Significance: In addition to the fact that it went to trial, the other notable thing about this case is the financial dimension. What began as a series of direct cash payments evolved in the course of one year to a sophisticated arrangement involving shell companies. During the trial, the prosecution contended that the defendant went from ATM to ATM across south Florida to make separate withdrawals of thousands of dollars in an effort to conceal the scam and stay under the $10,000 deposit threshold for filing federal currency transaction reports to the US Treasury Dept.
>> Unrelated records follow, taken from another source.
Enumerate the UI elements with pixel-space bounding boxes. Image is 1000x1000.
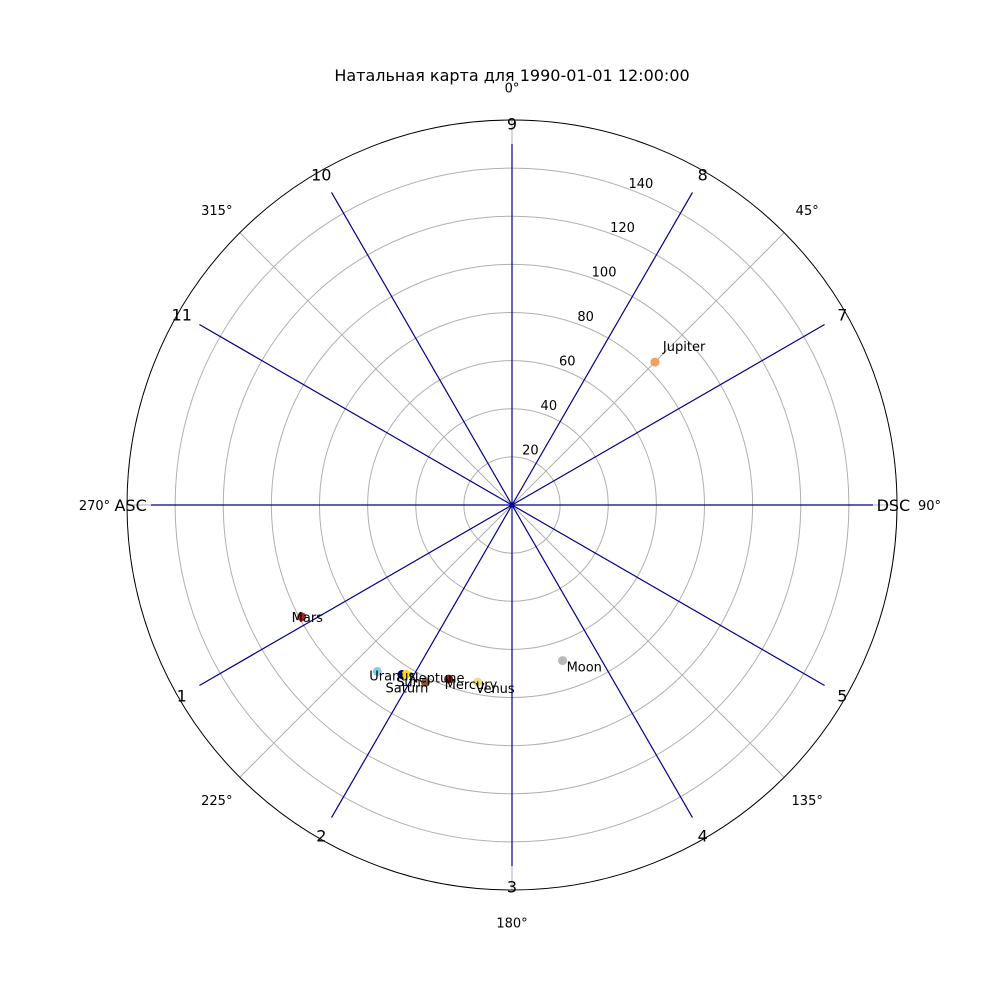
planet-point-uranus	[372, 666, 382, 676]
house-label: 2	[316, 826, 326, 845]
r-tick-label: 40	[541, 399, 558, 414]
axis-ticks: 0°45°90°135°180°225°270°315°204060801001…	[79, 82, 941, 932]
planet-label-sun: Sun	[396, 675, 421, 690]
house-label: 11	[172, 305, 192, 324]
planet-point-sun	[401, 669, 411, 679]
house-cusp-line	[331, 504, 513, 818]
planet-label-mars: Mars	[292, 611, 324, 626]
house-label: 10	[311, 166, 331, 185]
theta-tick-label: 270°	[79, 499, 110, 514]
house-label: 8	[698, 166, 708, 185]
theta-tick-label: 225°	[201, 794, 232, 809]
house-cusp-line	[511, 192, 693, 506]
planet-label-mercury: Mercury	[445, 678, 498, 693]
planet-point-saturn	[421, 677, 431, 687]
r-tick-label: 100	[592, 266, 617, 281]
planet-point-jupiter	[650, 357, 660, 367]
planet-label-neptune: Neptune	[409, 672, 465, 687]
grid-spoke	[239, 504, 513, 778]
theta-tick-label: 90°	[918, 499, 941, 514]
planet-point-mars	[297, 612, 307, 622]
house-cusp-line	[331, 192, 513, 506]
house-cusp-line	[199, 324, 513, 506]
planet-point-venus	[473, 677, 483, 687]
polar-frame	[126, 119, 898, 891]
planet-label-jupiter: Jupiter	[662, 340, 706, 355]
house-label: 4	[698, 826, 708, 845]
planet-point-moon	[558, 656, 568, 666]
r-tick-label: 20	[522, 444, 539, 459]
grid-spoke	[239, 232, 513, 506]
planet-label-moon: Moon	[567, 661, 602, 676]
theta-tick-label: 180°	[496, 916, 527, 931]
r-tick-label: 120	[610, 221, 635, 236]
r-tick-label: 60	[559, 355, 576, 370]
house-label: 1	[177, 687, 187, 706]
house-cusp-line	[199, 504, 513, 686]
planet-label-saturn: Saturn	[386, 681, 429, 696]
house-cusp-line	[511, 504, 825, 686]
house-cusp-lines: 1 2 3 4 5 DSC 7 8 9 10 11 ASC	[114, 115, 910, 897]
planet-point-mercury	[444, 674, 454, 684]
grid-spoke	[511, 504, 785, 778]
planet-label-uranus: Uranus	[369, 669, 415, 684]
theta-tick-label: 0°	[505, 82, 520, 97]
house-label: 3	[507, 877, 517, 896]
r-tick-label: 80	[577, 310, 594, 325]
theta-tick-label: 315°	[201, 204, 232, 219]
theta-tick-label: 135°	[792, 794, 823, 809]
house-label: ASC	[114, 496, 146, 515]
grid-spoke	[511, 232, 785, 506]
house-label: 9	[507, 115, 517, 134]
house-cusp-line	[511, 504, 693, 818]
chart-title: Натальная карта для 1990-01-01 12:00:00	[334, 66, 689, 85]
r-tick-label: 140	[629, 177, 654, 192]
house-label: 7	[837, 305, 847, 324]
house-label: 5	[837, 687, 847, 706]
planet-label-venus: Venus	[476, 682, 515, 697]
house-label: DSC	[877, 496, 911, 515]
theta-tick-label: 45°	[796, 204, 819, 219]
house-cusp-line	[511, 324, 825, 506]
Kickback Scheme Gets Missouri Lab Owner 30 Months & $3 Million

Case: The 62-year-old Illinois man paid "marketers" $150 to $200 (50% of the profits) per urine and saliva sample for referrals of Medicare and Medicaid patients to his labs operating in Missouri and other states under the name of AMS Medical Laboratory Inc. Some test orders listed doctors who never saw the patient and had no idea their names were being used for the scam.

Significance: In April, a federal jury in St. Louis convicted three of the marketers who were on the receiving end of the 50% profit payments. Altogether, 10 defendants have been charged in the case, including a doctor found guilty of conspiracy and four counts of health care fraud at trial last October.